My DH was emotionally abusive. Spied on me constantly, isolated me from my friends, even moved us away from family and support. Did everything in his power to prevent me going back to work.
In the beginning belittled me in front of people, mentioned in front of friends what a wonderful shag his ex GF had been.
Decided six weeks after the birth of my first DC that we had to have sex because they would expect it to have happened at my six week check, so we’d be doing it when the baby had their nap. I didn’t want to but it wasn’t something which was seen as a choice.
In between times things were mostly good which is why I didn’t really see it until the bad started to outweigh the good.
We moved and I was cut off from everyone I knew. I ended up talking to someone online, was very much emotional in the beginning, but we met up once and yes,we slept together.
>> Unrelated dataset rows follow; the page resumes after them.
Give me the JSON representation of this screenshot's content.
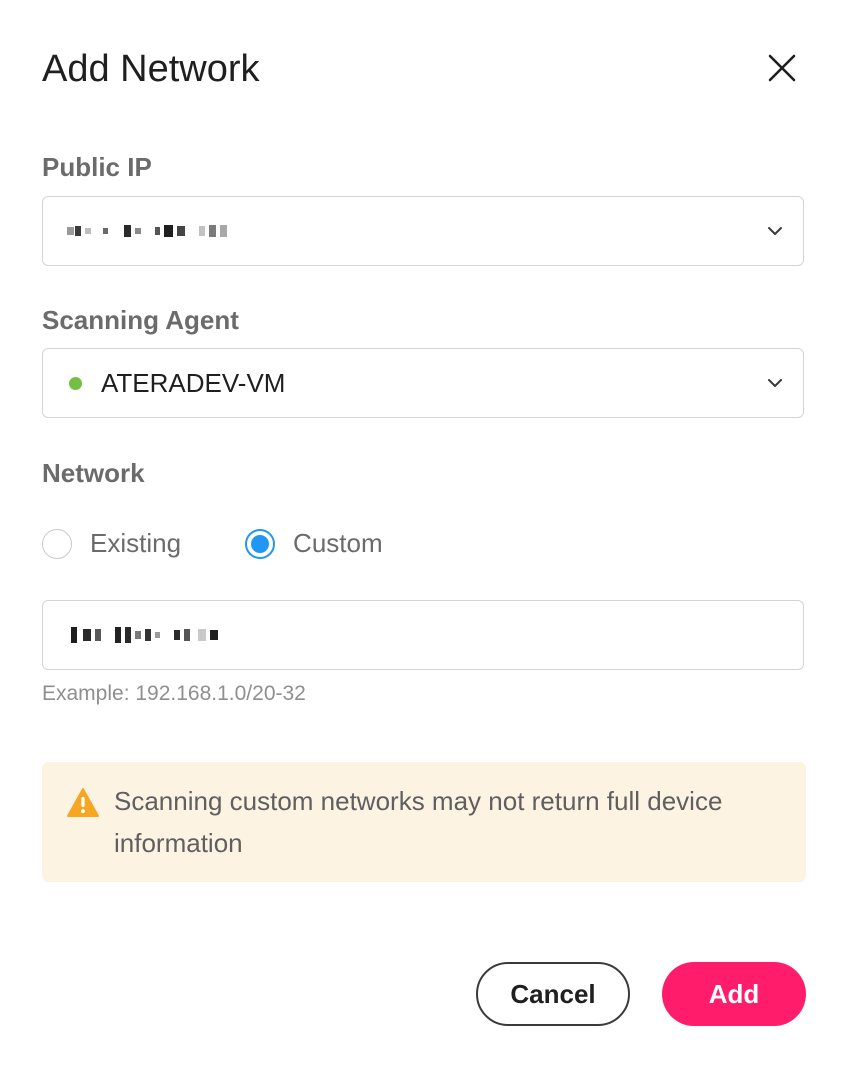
{
  "dialog": {
    "title": "Add Network"
  },
  "public_ip": {
    "label": "Public IP",
    "value_redacted": true
  },
  "scanning_agent": {
    "label": "Scanning Agent",
    "value": "ATERADEV-VM",
    "status_color": "#72bf44"
  },
  "network": {
    "label": "Network",
    "options": [
      {
        "label": "Existing",
        "selected": false
      },
      {
        "label": "Custom",
        "selected": true
      }
    ],
    "value_redacted": true,
    "hint": "Example: 192.168.1.0/20-32"
  },
  "warning": {
    "icon": "warning-triangle-icon",
    "text": "Scanning custom networks may not return full device information"
  },
  "actions": {
    "cancel_label": "Cancel",
    "add_label": "Add"
  },
  "colors": {
    "accent_radio": "#2196f3",
    "primary_button": "#ff1c6b",
    "warning_bg": "#fdf3e3",
    "warning_icon": "#f5a623"
  }
}
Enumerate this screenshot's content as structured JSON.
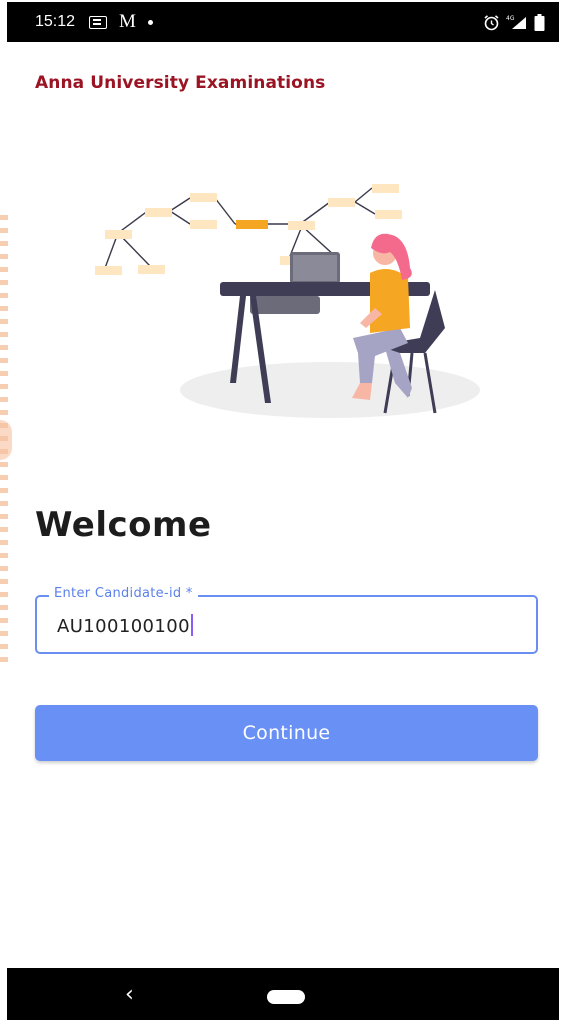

My DH found out and that gave me the strength to go through with leaving. I had tried before but we’d always talked things through, this time I had a reason, and he could put a reason on the divorce papers.
I don’t really care if my name is besmirched for ever. I know I did wrong, I blame myself for it often enough so what does it matter.
But it’s interesting how having an affair is seen as far worse than what often leads up to that affair, and that the affair alone should have meant I lose my children, regardless of the fact that I had remained a stay at home parent not least because my DH made it so difficult for me to go back to work.
I didn’t stay with the OM. In fact that ended even before we’d got to the point of divorce. My eXH on the other hand had a new woman within weeks who he insisted on introducing to the DC, got her pregnant within months and moved into his house. Interestingly she has cut him off from all of his friends because she wants to eliminate anything to do with his past. And the DC haven’t stayed there for years because they can’t stand her and because he has made it very clear where his priorities like. But hey they should have given him custody, right?